After a strongly conservative and discriminatory
colonial
administration was installed in 1947, relations between
the PDCI
and the administration became openly hostile. The
administration
actively sponsored rival parties and manipulated
elections. It
dismissed PDCI supporters from government jobs and jailed
most PDCI
leaders. Only his parliamentary immunity enabled
Houphouët-Boigny
to escape imprisonment. The PDCI retaliated by organizing
strikes,
boycotts of European goods and services, and mass
demonstrations.
In 1949 the hostility erupted into violence as government
troops
fired on African demonstrators on several occasions.
By 1951 the PDCI was close to collapse. Its alliance,
through
the RDA, with the French Communist Party had alienated the
more
moderate elements of the party.

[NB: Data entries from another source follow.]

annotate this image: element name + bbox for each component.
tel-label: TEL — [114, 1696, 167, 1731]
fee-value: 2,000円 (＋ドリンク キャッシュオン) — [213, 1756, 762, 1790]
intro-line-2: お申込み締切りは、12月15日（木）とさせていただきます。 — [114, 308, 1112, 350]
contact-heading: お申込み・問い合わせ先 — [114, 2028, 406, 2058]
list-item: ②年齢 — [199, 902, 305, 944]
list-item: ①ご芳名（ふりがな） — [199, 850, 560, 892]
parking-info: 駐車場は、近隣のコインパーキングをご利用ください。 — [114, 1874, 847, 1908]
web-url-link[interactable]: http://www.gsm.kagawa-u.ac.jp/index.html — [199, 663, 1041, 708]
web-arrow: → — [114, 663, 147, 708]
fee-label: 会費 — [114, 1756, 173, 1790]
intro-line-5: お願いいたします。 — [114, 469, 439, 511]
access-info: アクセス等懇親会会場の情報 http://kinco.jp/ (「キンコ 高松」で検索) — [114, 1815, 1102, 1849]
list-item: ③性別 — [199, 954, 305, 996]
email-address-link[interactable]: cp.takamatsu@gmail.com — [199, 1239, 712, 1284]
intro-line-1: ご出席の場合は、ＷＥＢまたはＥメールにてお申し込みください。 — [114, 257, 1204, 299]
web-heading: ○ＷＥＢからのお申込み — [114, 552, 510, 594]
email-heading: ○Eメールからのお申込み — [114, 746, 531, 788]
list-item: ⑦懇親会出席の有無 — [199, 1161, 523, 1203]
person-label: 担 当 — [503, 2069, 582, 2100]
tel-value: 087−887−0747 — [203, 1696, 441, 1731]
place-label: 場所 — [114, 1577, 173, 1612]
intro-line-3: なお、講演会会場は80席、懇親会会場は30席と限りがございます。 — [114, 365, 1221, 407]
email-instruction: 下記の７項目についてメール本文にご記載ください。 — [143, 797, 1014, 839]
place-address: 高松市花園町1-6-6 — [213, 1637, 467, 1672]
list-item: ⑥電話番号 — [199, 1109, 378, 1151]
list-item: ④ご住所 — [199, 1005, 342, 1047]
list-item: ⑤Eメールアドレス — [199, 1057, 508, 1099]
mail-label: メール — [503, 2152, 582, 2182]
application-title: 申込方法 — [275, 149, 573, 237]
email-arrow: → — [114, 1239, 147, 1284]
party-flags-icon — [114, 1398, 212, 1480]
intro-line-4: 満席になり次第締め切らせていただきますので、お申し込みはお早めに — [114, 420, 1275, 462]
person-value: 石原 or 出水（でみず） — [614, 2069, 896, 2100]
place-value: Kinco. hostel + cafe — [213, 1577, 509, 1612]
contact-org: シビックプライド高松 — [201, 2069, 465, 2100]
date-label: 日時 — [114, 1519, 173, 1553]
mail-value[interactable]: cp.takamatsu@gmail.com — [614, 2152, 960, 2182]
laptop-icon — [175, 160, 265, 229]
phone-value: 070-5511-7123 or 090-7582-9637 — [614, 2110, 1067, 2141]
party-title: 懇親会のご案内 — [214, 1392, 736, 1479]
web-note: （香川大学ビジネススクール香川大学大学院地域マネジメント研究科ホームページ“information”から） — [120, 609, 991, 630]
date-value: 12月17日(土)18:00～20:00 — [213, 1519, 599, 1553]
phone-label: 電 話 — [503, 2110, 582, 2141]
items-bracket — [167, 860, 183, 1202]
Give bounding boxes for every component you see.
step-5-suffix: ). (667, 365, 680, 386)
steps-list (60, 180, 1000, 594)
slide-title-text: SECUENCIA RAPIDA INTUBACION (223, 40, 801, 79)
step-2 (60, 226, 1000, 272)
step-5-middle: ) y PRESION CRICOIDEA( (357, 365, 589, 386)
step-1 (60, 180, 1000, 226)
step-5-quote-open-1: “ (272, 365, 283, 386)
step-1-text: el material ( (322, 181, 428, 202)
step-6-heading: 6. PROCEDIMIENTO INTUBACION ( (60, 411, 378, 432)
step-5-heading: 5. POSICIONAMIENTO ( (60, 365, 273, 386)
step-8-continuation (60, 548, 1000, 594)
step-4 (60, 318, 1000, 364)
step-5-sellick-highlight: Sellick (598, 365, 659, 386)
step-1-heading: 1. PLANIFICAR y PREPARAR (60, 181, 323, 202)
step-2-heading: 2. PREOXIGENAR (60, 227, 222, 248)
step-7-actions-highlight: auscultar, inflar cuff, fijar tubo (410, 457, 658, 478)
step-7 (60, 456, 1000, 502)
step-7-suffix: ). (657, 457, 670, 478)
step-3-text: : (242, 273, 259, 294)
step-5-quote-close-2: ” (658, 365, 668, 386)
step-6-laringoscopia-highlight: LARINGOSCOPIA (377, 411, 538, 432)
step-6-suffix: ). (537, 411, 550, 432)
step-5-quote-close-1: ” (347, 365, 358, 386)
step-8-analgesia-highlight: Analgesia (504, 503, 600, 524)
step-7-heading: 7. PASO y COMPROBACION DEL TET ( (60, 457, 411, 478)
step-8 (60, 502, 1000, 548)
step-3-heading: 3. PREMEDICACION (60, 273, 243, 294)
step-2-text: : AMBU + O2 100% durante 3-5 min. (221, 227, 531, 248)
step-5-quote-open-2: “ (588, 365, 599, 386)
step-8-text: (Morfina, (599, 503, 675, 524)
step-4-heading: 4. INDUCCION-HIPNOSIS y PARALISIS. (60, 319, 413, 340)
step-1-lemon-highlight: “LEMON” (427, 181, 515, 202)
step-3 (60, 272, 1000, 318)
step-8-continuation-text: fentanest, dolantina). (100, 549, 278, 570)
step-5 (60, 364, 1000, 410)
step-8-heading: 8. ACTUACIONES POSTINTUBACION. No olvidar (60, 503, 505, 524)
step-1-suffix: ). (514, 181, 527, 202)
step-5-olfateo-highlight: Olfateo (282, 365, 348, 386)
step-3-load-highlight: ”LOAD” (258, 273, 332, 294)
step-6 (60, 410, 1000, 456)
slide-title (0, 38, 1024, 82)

Government-sponsored rival
parties
had eroded much of its popular support and drastically
weakened its
position in elective bodies of the French Union.
Houphouët-Boigny,
in a radical effort to preserve the PDCI, severed
connections with
the French Communist Party and expelled the RDA's
secretary
general, who supported the communist association. He then
abandoned
the PDCI policy of militant opposition to the
administration and
embarked on a policy of practical cooperation. This policy
change
restored the strength and prestige of the PDCI at home and
of the
RDA in the rest of the AOF and France. Also, it led to
political
concessions as well as significant economic cooperation
with France
and members of the local French community. Within a short
time,
Côte d'Ivoire became the wealthiest territory in the AOF.